Two members of the Blackfeet Nation tribe filed a lawsuit in the U.S. District Court for the District of Montana against various tariff actions by President Donald Trump, arguing that Trump's use of the International Emergency Economic Powers Act is an "unconstitutional exercise of congressional authority." The individuals, Montana state Sen. Susan Webber and rancher Jonathan St. Goddard, also claimed that Trump's tariff orders unconstitutionally deprived them of procedural due process and are "void for vagueness."
Members of the Senate Agriculture Committee on April 8 pressed Stephen Vaden, nominee for USDA deputy secretary, on how President Donald Trump's slew of tariff action will impact USDA and agriculture issues.
The Judicial Council of the Seventh Circuit dropped a misconduct complaint against Court of International Trade Judge Stephen Vaden on April 8 concerning a letter Vaden signed pledging not to hire any law clerks from Columbia Law School due to the university's response to student protests of Israel. The judicial council said Vaden did not violate Rule 4(a) of the Judicial-Conduct Rules.

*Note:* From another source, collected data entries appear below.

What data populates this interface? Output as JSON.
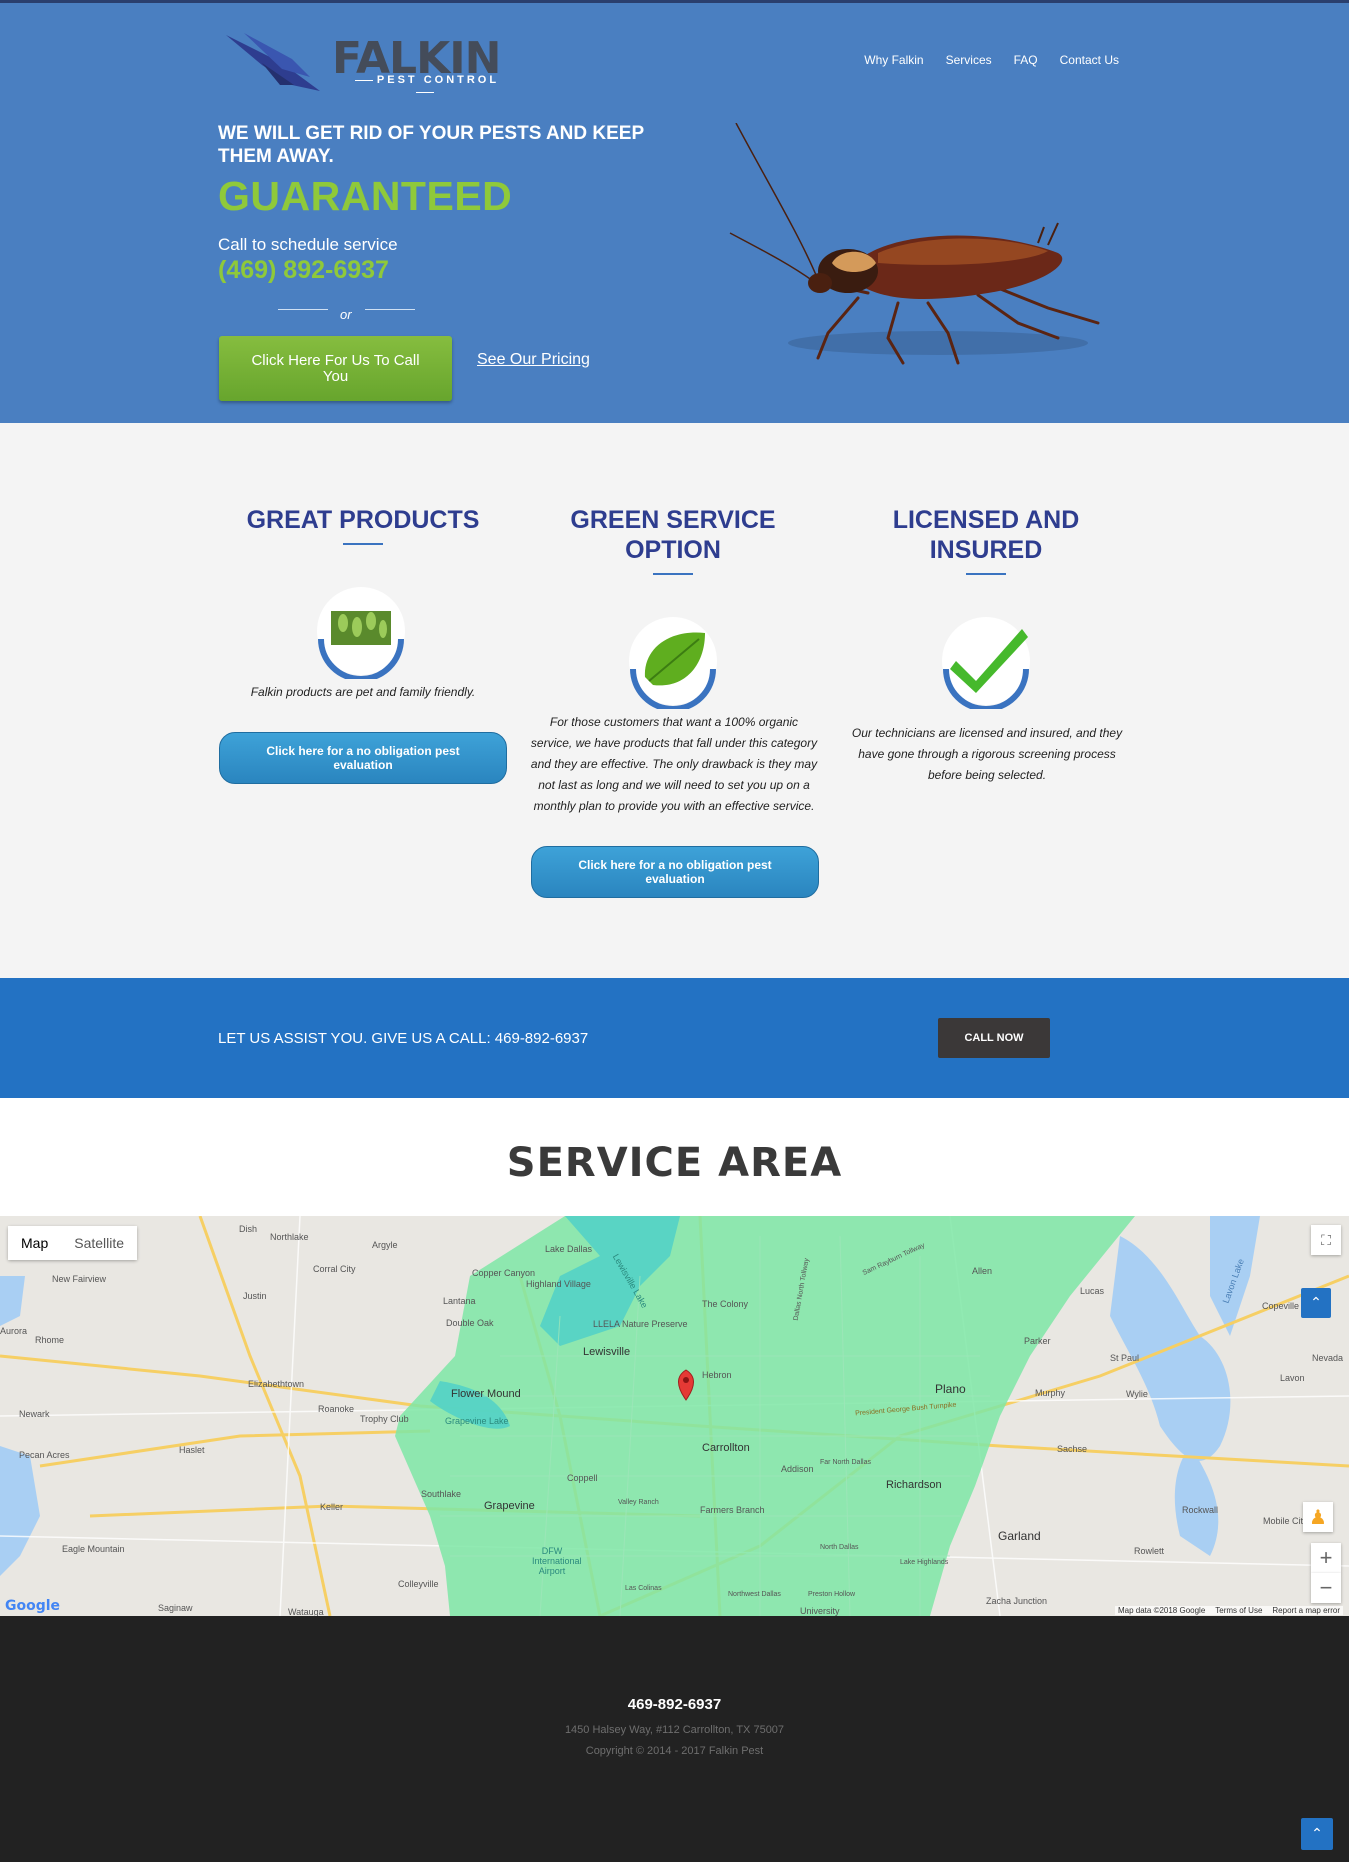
{
  "header": {
    "logo": {
      "word": "FALKIN",
      "sub": "PEST CONTROL"
    },
    "nav": [
      "Why Falkin",
      "Services",
      "FAQ",
      "Contact Us"
    ]
  },
  "hero": {
    "headline": "We will get rid of your pests and keep them away.",
    "guarantee": "GUARANTEED",
    "call_label": "Call to schedule service",
    "phone": "(469) 892-6937",
    "or": "or",
    "callback_button": "Click Here For Us To Call You",
    "pricing_link": "See Our Pricing"
  },
  "features": [
    {
      "title": "Great Products",
      "icon": "leaves-icon",
      "text": "Falkin products are pet and family friendly.",
      "button": "Click here for a no obligation pest evaluation"
    },
    {
      "title": "Green Service Option",
      "icon": "leaf-icon",
      "text": "For those customers that want a 100% organic service, we have products that fall under this category and they are effective. The only drawback is they may not last as long and we will need to set you up on a monthly plan to provide you with an effective service.",
      "button": "Click here for a no obligation pest evaluation"
    },
    {
      "title": "Licensed and Insured",
      "icon": "checkmark-icon",
      "text": "Our technicians are licensed and insured, and they have gone through a rigorous screening process before being selected."
    }
  ],
  "cta": {
    "text": "LET US ASSIST YOU. GIVE US A CALL: 469-892-6937",
    "button": "CALL NOW"
  },
  "service_area": {
    "title": "SERVICE AREA",
    "map_types": [
      "Map",
      "Satellite"
    ],
    "places": [
      "Dish",
      "Northlake",
      "Argyle",
      "Corral City",
      "New Fairview",
      "Justin",
      "Rhome",
      "Aurora",
      "Elizabethtown",
      "Roanoke",
      "Trophy Club",
      "Newark",
      "Haslet",
      "Pecan Acres",
      "Keller",
      "Southlake",
      "Eagle Mountain",
      "Saginaw",
      "Watauga",
      "Colleyville",
      "Lake Dallas",
      "Copper Canyon",
      "Highland Village",
      "Lantana",
      "Double Oak",
      "LLELA Nature Preserve",
      "Lewisville",
      "The Colony",
      "Hebron",
      "Flower Mound",
      "Grapevine Lake",
      "Coppell",
      "Grapevine",
      "Carrollton",
      "Addison",
      "Farmers Branch",
      "Valley Ranch",
      "DFW International Airport",
      "Las Colinas",
      "Northwest Dallas",
      "Preston Hollow",
      "University",
      "Far North Dallas",
      "North Dallas",
      "Richardson",
      "Lake Highlands",
      "Plano",
      "Allen",
      "Parker",
      "Murphy",
      "Wylie",
      "Sachse",
      "Lucas",
      "St Paul",
      "Nevada",
      "Lavon",
      "Copeville",
      "Lavon Lake",
      "Rockwall",
      "Mobile City",
      "Rowlett",
      "Garland",
      "Zacha Junction",
      "Lewisville Lake",
      "Sam Rayburn Tollway",
      "Dallas North Tollway",
      "President George Bush Turnpike"
    ],
    "map_footer": [
      "Map data ©2018 Google",
      "Terms of Use",
      "Report a map error"
    ],
    "google": "Google"
  },
  "footer": {
    "phone": "469-892-6937",
    "address": "1450 Halsey Way, #112 Carrollton, TX 75007",
    "copyright": "Copyright © 2014 - 2017 Falkin Pest"
  },
  "colors": {
    "hero_bg": "#4a7fc1",
    "accent_green": "#8fc93a",
    "feature_title": "#2e3d8f",
    "cta_bg": "#2372c3",
    "footer_bg": "#222222"
  }
}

The U.S. and importer Vecoplan filed a stipulated judgment at the Court of International Trade granting duty-free treatment to the importer's grinding machines. CBP initially classified the entries, which are described as "industrial size reduction machines that operate with a single shaft rotor with cutting inserts," under Harmonized Tariff Schedule subheading 8479.89.94. This subheading covers certain machines and mechanical appliances with individual functions and comes with a 2.5% duty rate. The parties agreed to classify the goods under duty-free subheading 8479.82.00, which covers "[m]ixing, kneading, crushing, grinding, screening, sifting, homogenizing, emulsifying or stirring machines" (Vecoplan v. United States, CIT # 20-00141).
Lumber exporter Fontaine asked the Court of International Trade to order the Commerce Department to issue a Timken notice "setting Fontaine's cash deposit rate at 0.00%," reiterating the agency's intent to exclude the company from the countervailing duty order on softwood lumber from Canada and directing CBP to refund Fontaine's CVD cash deposits (Fontaine v. United States, CIT # 19-00154).
The U.S. Court of Appeals for the Federal Circuit questioned both exporters Guizhou Tyre Co. and Aeolus Tyre Co. and the U.S. government during oral argument on the exporters' challenge to the Commerce Department's finding that Guizhou Tyre and Aeolus didn't show independence from Chinese state control in the seventh review of the antidumping duty order on new pneumatic off-the-road tires from China (Guizhou Tyre Co. v. United States, Fed. Cir. #s 23-2163, -2165).
Laura Black, former director of policy and international relations for the Committee on Foreign Investment in the U.S., has joined White & Case as partner in the global trade and foreign direct investment reviews practice, the firm announced. Black joins from Akin Gump, where she worked as senior counsel since 2022. Black worked at CFIUS from 2018 to 2022.
Moldova formally accepted the World Trade Organization Agreement on Fisheries Subsidies on April 8, bringing the number of countries that have accepted the deal to 96. The WTO needs 15 more countries to accept to get to two-thirds of the membership, the threshold for the agreement to take effect.